In Spain, where we foreigners often wonder about the intricacies of tipping, the rules are different. To start with, the staff should be getting 10€ an hour from the owner, plus social security and time off for the odd smoke around the back. Many of the employees evidently are listed as part-time by the employer even if they’re not. Since tipping is a voluntary act rather than an institution, we sometimes do, and then again, we sometimes don’t. After all, apart from taking a photo of us on our smartphone, a waiter's main job is to stop us going into the kitchen and getting our own plate of chicken and rice off the cook.

The cheaper places don’t seem to show much interest since they’ll pass you the change from their hand to yours along with a friendly hasta la próxima – see you soon.

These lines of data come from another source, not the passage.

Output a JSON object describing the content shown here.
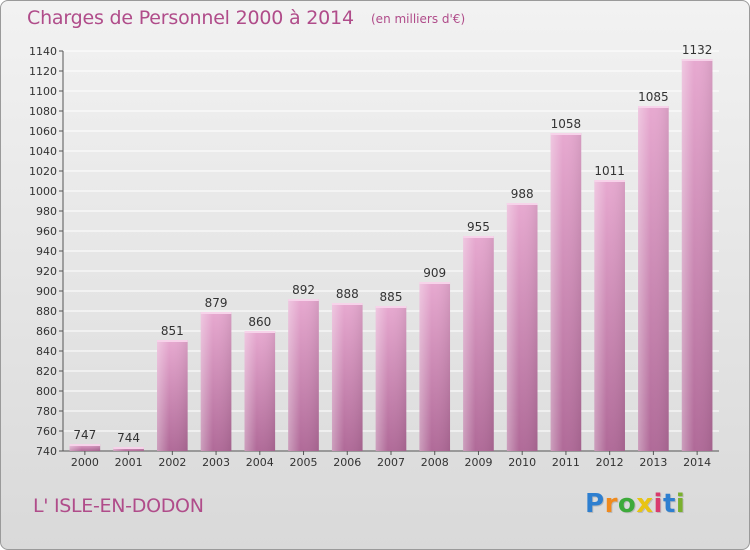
{
  "title": "Charges de Personnel 2000 à 2014",
  "subtitle": "(en milliers d'€)",
  "place": "L' ISLE-EN-DODON",
  "logo": {
    "text": "Proxiti",
    "colors": [
      "#2e7fd0",
      "#f08a1c",
      "#3daa3a",
      "#e8c413",
      "#d93a6e",
      "#2e7fd0",
      "#7ab02e"
    ]
  },
  "colors": {
    "bar_top": "#e7a9d0",
    "bar_bottom": "#b06a98",
    "text": "#b04c8a"
  },
  "chart_data": {
    "type": "bar",
    "title": "Charges de Personnel 2000 à 2014",
    "subtitle": "(en milliers d'€)",
    "categories": [
      "2000",
      "2001",
      "2002",
      "2003",
      "2004",
      "2005",
      "2006",
      "2007",
      "2008",
      "2009",
      "2010",
      "2011",
      "2012",
      "2013",
      "2014"
    ],
    "values": [
      747,
      744,
      851,
      879,
      860,
      892,
      888,
      885,
      909,
      955,
      988,
      1058,
      1011,
      1085,
      1132
    ],
    "ylim": [
      740,
      1140
    ],
    "yticks": [
      740,
      760,
      780,
      800,
      820,
      840,
      860,
      880,
      900,
      920,
      940,
      960,
      980,
      1000,
      1020,
      1040,
      1060,
      1080,
      1100,
      1120,
      1140
    ],
    "grid": true,
    "xlabel": "",
    "ylabel": ""
  }
}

Others, a bit more on the ball, will return your change on a small saucer. You are left with the options of either leaving it bare as you get up to go or else decorated with a bit of calderilla – pocket change. It’s never going to be more than five per cent or so.

No wait, I’m being told by an upmarket Spanish magazine that one should leave ten per cent, unless they’ve already added a gratuity to the bill. Fancy places huh!

Of course, some waiters make a decent amount of cash on the side – and no doubt neglect to declare it to the tax-man.

An article at Wiki regarding tipping in Spain says that ‘In 2007 the Minister of Economy, Pedro Solbes, blamed excessive tipping for the increase in the inflation rate’. Quite a claim!

But let us drop into a bar in Madrid for a beer and a sardine. There, a new campaign has been launched by the conservative regional leader Isabel Díaz Ayuso, to encourage tipping – as (we read), she doesn’t want to raise the minimum wage. There’s a TV campaign to encourage the practice – a few extra coins could help the waitress pay for piano lessons for Elenita, or maybe English classes for Roberto… This remarkable commercial, called #YoDejoPropina, can be found at YouTube.